Mocumentário é o nome dado aos filmes de ficção, totalmente roteirizados e feitos por atores reais, que imitam o formato e as particularidades de um documentário real. Woody Allen fez isso no bom Zelig. Prestes a chegar em sua 11ª e derradeira temporada, a série Modern Family também segue a linha do mocumentário. E agora, um bom filme brasileiro entra nessa lista: é o surpreendente Bio: Construindo Uma Vida, de Carlos Gerbase (Menos que Nada), e que chega aos cinemas brasileiros nesta quinta-feira, 4.
Dividido em treze diferentes espaços temporais, o longa-metragem colhe depoimentos de pessoas que conviveram com um biólogo que nasceu em 1959 e morreu em 2070. Sem nunca mostrar o rosto ou pronunciar o nome desse homem, suposto protagonista do filme, Bio vai tecendo um panorama geral de sua vida. São interesses românticos, prostitutas, amantes, filhos, vizinhos. Pessoas comuns, que conviveram com o homem anônimo no dia a dia, e foram vendo sua evolução, dores, amores, alegrias e tristezas.
Bio, que tem um título que não condiz com a qualidade do longa, vai traçando esse panorama todo sem se importar, em momento algum, de trazer acontecimentos surpreendentes, situações de fazer cair o queixo, cenas surreais. É tudo muito humano, mundano, bizarramente real. E este é o triunfo de Bio. Não se render às pirotecnias que amontoam o cinema atual. A criatividade, aqui, está no formato, na forma de contar essa vida banal. A história, assim como em Boyhood, é a vida como ela é. E nada além disso.

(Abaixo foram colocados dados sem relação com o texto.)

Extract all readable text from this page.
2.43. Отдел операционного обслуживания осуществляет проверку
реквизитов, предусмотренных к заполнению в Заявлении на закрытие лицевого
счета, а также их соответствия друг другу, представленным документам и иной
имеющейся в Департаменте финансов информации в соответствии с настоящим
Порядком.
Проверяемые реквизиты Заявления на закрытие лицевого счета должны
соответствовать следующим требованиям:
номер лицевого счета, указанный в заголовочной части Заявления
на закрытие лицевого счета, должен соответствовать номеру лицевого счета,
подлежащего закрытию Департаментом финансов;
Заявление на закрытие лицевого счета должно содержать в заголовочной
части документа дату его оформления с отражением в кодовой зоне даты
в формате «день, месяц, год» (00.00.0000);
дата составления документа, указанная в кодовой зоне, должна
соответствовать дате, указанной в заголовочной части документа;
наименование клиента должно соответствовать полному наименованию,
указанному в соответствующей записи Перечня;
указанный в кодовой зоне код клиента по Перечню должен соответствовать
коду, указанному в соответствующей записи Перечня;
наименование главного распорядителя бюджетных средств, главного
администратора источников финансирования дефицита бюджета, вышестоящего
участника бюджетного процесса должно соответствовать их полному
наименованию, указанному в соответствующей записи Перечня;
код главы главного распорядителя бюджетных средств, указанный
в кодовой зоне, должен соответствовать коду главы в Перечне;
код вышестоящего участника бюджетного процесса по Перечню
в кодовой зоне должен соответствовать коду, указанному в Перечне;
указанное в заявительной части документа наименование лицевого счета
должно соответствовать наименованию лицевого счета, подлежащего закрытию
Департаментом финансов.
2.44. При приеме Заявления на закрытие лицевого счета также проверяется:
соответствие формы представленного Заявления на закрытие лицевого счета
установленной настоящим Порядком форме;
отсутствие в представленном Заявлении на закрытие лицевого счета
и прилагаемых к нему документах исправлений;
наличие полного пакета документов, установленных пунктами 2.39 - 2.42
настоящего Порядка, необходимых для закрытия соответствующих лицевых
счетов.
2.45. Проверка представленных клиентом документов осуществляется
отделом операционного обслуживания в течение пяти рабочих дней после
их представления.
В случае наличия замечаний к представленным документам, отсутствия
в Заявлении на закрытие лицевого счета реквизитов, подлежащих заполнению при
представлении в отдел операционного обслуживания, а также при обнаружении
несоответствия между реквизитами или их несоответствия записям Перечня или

Gerbase, que seguiu um caminho totalmente diferente do que já tinha feito até então em sua carreira, acerta com uma direção firme, atenta aos seus propósitos. Só uma vez ou outra que escapa em termos narrativos, como na cena em que a personagem de Sheron Menezes aparece. De resto, ele consegue fazer um filme que choca por sua humanidade, por sua franqueza. Não é fácil conseguir o que é visto na tela. É uma orquestra difícil de afinar. São 39 personagens, em 13 temporalidades diferentes. Complexo de comandar.
Aliás, falando em elenco, é natural que haja atores melhores que outros. E aqui, há alguns muito melhores -- como Marco Ricca (Canastra Suja) como um psicólogo, Maitê Proença (Meu Amigo Hindu) como uma das filhas e Maria Fernanda Cândido (Dois Irmãos) como uma colega bióloga. E isso, em partes, é ruim para um filme que acaba por ter atores bem abaixo da média. Uma atriz jovem que faz uma das filhas do protagonista, por exemplo, derruba o nível de interpretação por chão. Muita diferença.
Mas isso não acaba por prejudicar o filme, que continua sendo surpreendentemente positivo. Bio aposta firme no formato de mocumentário e vai além do que já foi feito. É inteligente, criativo, bem-humorado, reflexivo. Foge do padrão, da maioria das coisas que chegam aos cinemas e passam batido. É um filme que merece atenção, principalmente por sua diferente forma de tratar um tema tão banal, tão comum. Muitos podem não gostar, como não gostaram de Boyhood, alegando que não fala sobre nada. Sem graça, talvez. Mas o que é a vida, a não ser uma sucessão de coisas banais?